Loudoun County’s Advisory Commission on Youth found the on-time graduation rate among Loudoun high schoolers slipped this year, but remained above state and national averages.
The commission’s report found that 4.5 percent of the class of 2017 did not graduate, compared to 3.7 percent the previous year. The commission also found student absenteeism has increased for two years—students missing 23 or more days of school increased by 80 percent, up to 6,519 students in the 2016-2017 school year.
“We don’t have the answers for why there’s a decreased graduation rate, or absenteeism, and we need to understand what’s causing these trends,” said Advisory Commission on Youth Chairman Jeff Goldman.
Youth reported the biggest challenges they face are cyber bullying and the prevalence of drugs.
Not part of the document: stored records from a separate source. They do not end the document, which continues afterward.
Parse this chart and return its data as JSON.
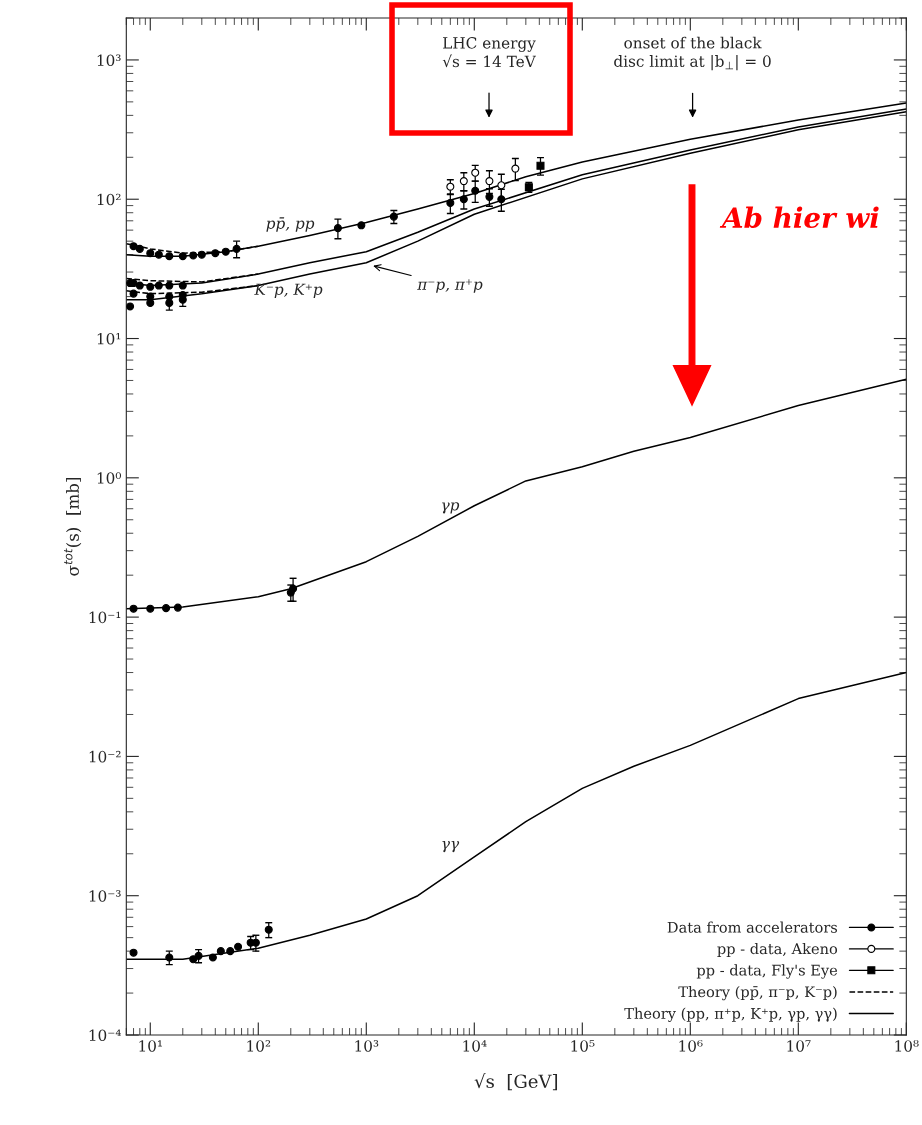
{
  "chart_data": {
    "type": "line",
    "xlabel": "√s  [GeV]",
    "ylabel": "σ$^{tot}$(s)  [mb]",
    "log": "xy",
    "xlim": [
      6,
      100000000
    ],
    "ylim": [
      0.0001,
      2000
    ],
    "xticks": [
      {
        "value": 10,
        "label": "10¹"
      },
      {
        "value": 100,
        "label": "10²"
      },
      {
        "value": 1000,
        "label": "10³"
      },
      {
        "value": 10000,
        "label": "10⁴"
      },
      {
        "value": 100000,
        "label": "10⁵"
      },
      {
        "value": 1000000,
        "label": "10⁶"
      },
      {
        "value": 10000000,
        "label": "10⁷"
      },
      {
        "value": 100000000,
        "label": "10⁸"
      }
    ],
    "yticks": [
      {
        "value": 0.0001,
        "label": "10⁻⁴"
      },
      {
        "value": 0.001,
        "label": "10⁻³"
      },
      {
        "value": 0.01,
        "label": "10⁻²"
      },
      {
        "value": 0.1,
        "label": "10⁻¹"
      },
      {
        "value": 1,
        "label": "10⁰"
      },
      {
        "value": 10,
        "label": "10¹"
      },
      {
        "value": 100,
        "label": "10²"
      },
      {
        "value": 1000,
        "label": "10³"
      }
    ],
    "grid": false,
    "legend": "bottom right",
    "series": [
      {
        "name": "Data from accelerators",
        "type": "scatter",
        "marker": "circle",
        "color": "#000000",
        "x": [
          7,
          8,
          10,
          12,
          15,
          20,
          25,
          30,
          40,
          50,
          60,
          63,
          546,
          900,
          1800,
          6.5,
          7,
          8,
          10,
          12,
          15,
          20,
          7,
          10,
          15,
          20,
          6.5,
          10,
          15,
          20,
          7,
          10,
          14,
          18,
          200,
          210,
          7,
          14,
          15,
          25,
          28,
          38,
          45,
          55,
          65,
          85,
          95,
          125,
          6000,
          8000,
          10200,
          13800,
          17800
        ],
        "values": [
          46,
          44,
          41,
          40,
          39,
          39,
          39.5,
          40,
          41,
          42,
          null,
          44,
          62,
          65,
          75,
          25,
          25,
          24,
          23.5,
          24,
          24,
          24,
          21,
          20,
          20,
          20.5,
          17,
          18,
          18,
          19,
          0.115,
          0.115,
          0.116,
          0.117,
          0.15,
          0.16,
          0.00039,
          null,
          0.00036,
          0.00035,
          0.00037,
          0.00036,
          0.0004,
          0.0004,
          0.00043,
          0.00046,
          0.00046,
          0.00057,
          94,
          100,
          115,
          104,
          100
        ],
        "errors": [
          null,
          null,
          null,
          null,
          null,
          null,
          null,
          null,
          null,
          null,
          null,
          6,
          10,
          null,
          8,
          null,
          null,
          null,
          null,
          null,
          null,
          null,
          null,
          null,
          null,
          null,
          null,
          null,
          2,
          2,
          null,
          null,
          null,
          null,
          0.02,
          0.03,
          null,
          null,
          4e-05,
          null,
          4e-05,
          null,
          null,
          null,
          null,
          5e-05,
          6e-05,
          7e-05,
          15,
          15,
          20,
          15,
          18
        ]
      },
      {
        "name": "pp - data, Akeno",
        "type": "scatter",
        "marker": "circle",
        "color": "#ffffff",
        "x": [
          6000,
          8000,
          10200,
          13800,
          17800,
          24000
        ],
        "values": [
          123,
          135,
          155,
          135,
          126,
          166
        ],
        "errors": [
          15,
          20,
          20,
          25,
          25,
          30
        ]
      },
      {
        "name": "pp - data, Fly's Eye",
        "type": "scatter",
        "marker": "square",
        "color": "#000000",
        "x": [
          32000,
          41000
        ],
        "values": [
          122,
          174
        ],
        "errors": [
          10,
          25
        ]
      },
      {
        "name": "Theory (pp̄, π⁻p, K⁻p)",
        "color": "#000000",
        "line_style": "dashed",
        "x": [
          6,
          10,
          20,
          50,
          100
        ],
        "values": [
          48,
          44,
          41,
          42,
          46
        ]
      },
      {
        "color": "#000000",
        "line_style": "dashed",
        "x": [
          6,
          10,
          30,
          100
        ],
        "values": [
          27,
          26,
          25.5,
          29
        ]
      },
      {
        "color": "#000000",
        "line_style": "dashed",
        "x": [
          6,
          10,
          30,
          100
        ],
        "values": [
          22,
          21,
          21.5,
          24
        ]
      },
      {
        "name": "Theory (pp, π⁺p, K⁺p, γp, γγ)",
        "color": "#000000",
        "line_style": "solid",
        "x": [
          6,
          10,
          20,
          50,
          100,
          300,
          1000,
          3000,
          10000,
          30000,
          100000,
          1000000,
          10000000,
          100000000
        ],
        "values": [
          40,
          39,
          39,
          42,
          46,
          55,
          68,
          85,
          110,
          145,
          185,
          270,
          370,
          490
        ]
      },
      {
        "color": "#000000",
        "line_style": "solid",
        "x": [
          6,
          10,
          30,
          100,
          300,
          1000,
          3000,
          10000,
          100000,
          1000000,
          10000000,
          100000000
        ],
        "values": [
          25,
          24,
          25,
          29,
          35,
          42,
          58,
          85,
          150,
          226,
          330,
          445
        ]
      },
      {
        "color": "#000000",
        "line_style": "solid",
        "x": [
          6,
          10,
          30,
          100,
          300,
          1000,
          3000,
          10000,
          100000,
          1000000,
          10000000,
          100000000
        ],
        "values": [
          19,
          19,
          21,
          24,
          29,
          35,
          50,
          78,
          140,
          214,
          315,
          425
        ]
      },
      {
        "color": "#000000",
        "line_style": "solid",
        "x": [
          6,
          20,
          100,
          200,
          1000,
          3000,
          10000,
          30000,
          100000,
          300000,
          1000000,
          10000000,
          100000000
        ],
        "values": [
          0.115,
          0.118,
          0.14,
          0.16,
          0.25,
          0.38,
          0.63,
          0.95,
          1.2,
          1.55,
          1.95,
          3.3,
          5.1
        ]
      },
      {
        "color": "#000000",
        "line_style": "solid",
        "x": [
          6,
          20,
          100,
          300,
          1000,
          3000,
          10000,
          30000,
          100000,
          300000,
          1000000,
          10000000,
          100000000
        ],
        "values": [
          0.00035,
          0.00035,
          0.00042,
          0.00052,
          0.00068,
          0.001,
          0.0019,
          0.0034,
          0.0059,
          0.0085,
          0.012,
          0.026,
          0.04
        ]
      }
    ],
    "annotations": [
      "pp̄, pp",
      "π⁻p, π⁺p",
      "K⁻p, K⁺p",
      "γp",
      "γγ",
      "LHC energy\n√s = 14 TeV",
      "onset of the black\ndisc limit at |b$_{⊥}$| = 0",
      "Ab hier wi"
    ]
  }
}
Supervisor Suzanne M. Volpe (R-Algonkian) worried that may be compounded by a peculiarity of Loudoun youth in the report—they use their smartphones on average 7.5 hours a day, fully 50 percent higher than the five-hour national average.
Although Loudoun’s youth, on average, tend to benefit from the county’s relatively high wealth and resources, and educationally achieve above state and national averages, the report found living in the fastest-growing county in Virginia can also have its costs.
“Loudoun’s youth often don’t have the stability of growing up with the same neighbors and classmates that could make them feel connected and safe,” the report reads. “Sometimes they go from school to school and see boundary changes and student transfers into and out of schools they attend. Growth results in overcrowded classrooms, temporary trailers, split feeders breaking up long standing scout troops only compound anxieties. These changes break down peer and role model protective factors more static communities enjoy.”
The report celebrated that Loudoun leaders have embraced its recommendation to include young people in designing youth programming, such as Youth Advisory Council, Step up Loudoun, Battle of the Bands, and the youth leadership programs of Loudoun Youth Inc.
However it also suggested expanding the Youth After School program to four more middle schools: J. Michael Lunsford in Chantilly, Sterling Middle in Sterling, and Stone Hill and Trailside Ashburn. The report says those are four of Loudoun’s most diverse middle schools.
The report also came with a number of recommendations, such as expanding Friday night teen centers from Cascades Library to rest of the county’s libraries and adding peer-to-peer substance abuse and binge drinking prevention in middle schools by way of high-school led prevention activities
“Our recommendations may sound similar to last year,” Goldman said. “Our premise has been that because of the rapid growth in Loudoun, services may not be keeping up with demand.” He said youth who don’t have a safe place to go during the “golden hours” after school from 4 p.m. to 7 p.m. and on Friday and Saturday evenings “often slip through the cracks.”
He also encouraged county supervisors to fill out the commission’s ranks. It currently lacks representatives from the Blue Ridge, Broad Run, Catoctin and Leesburg electoral districts; five people from those districts have applied.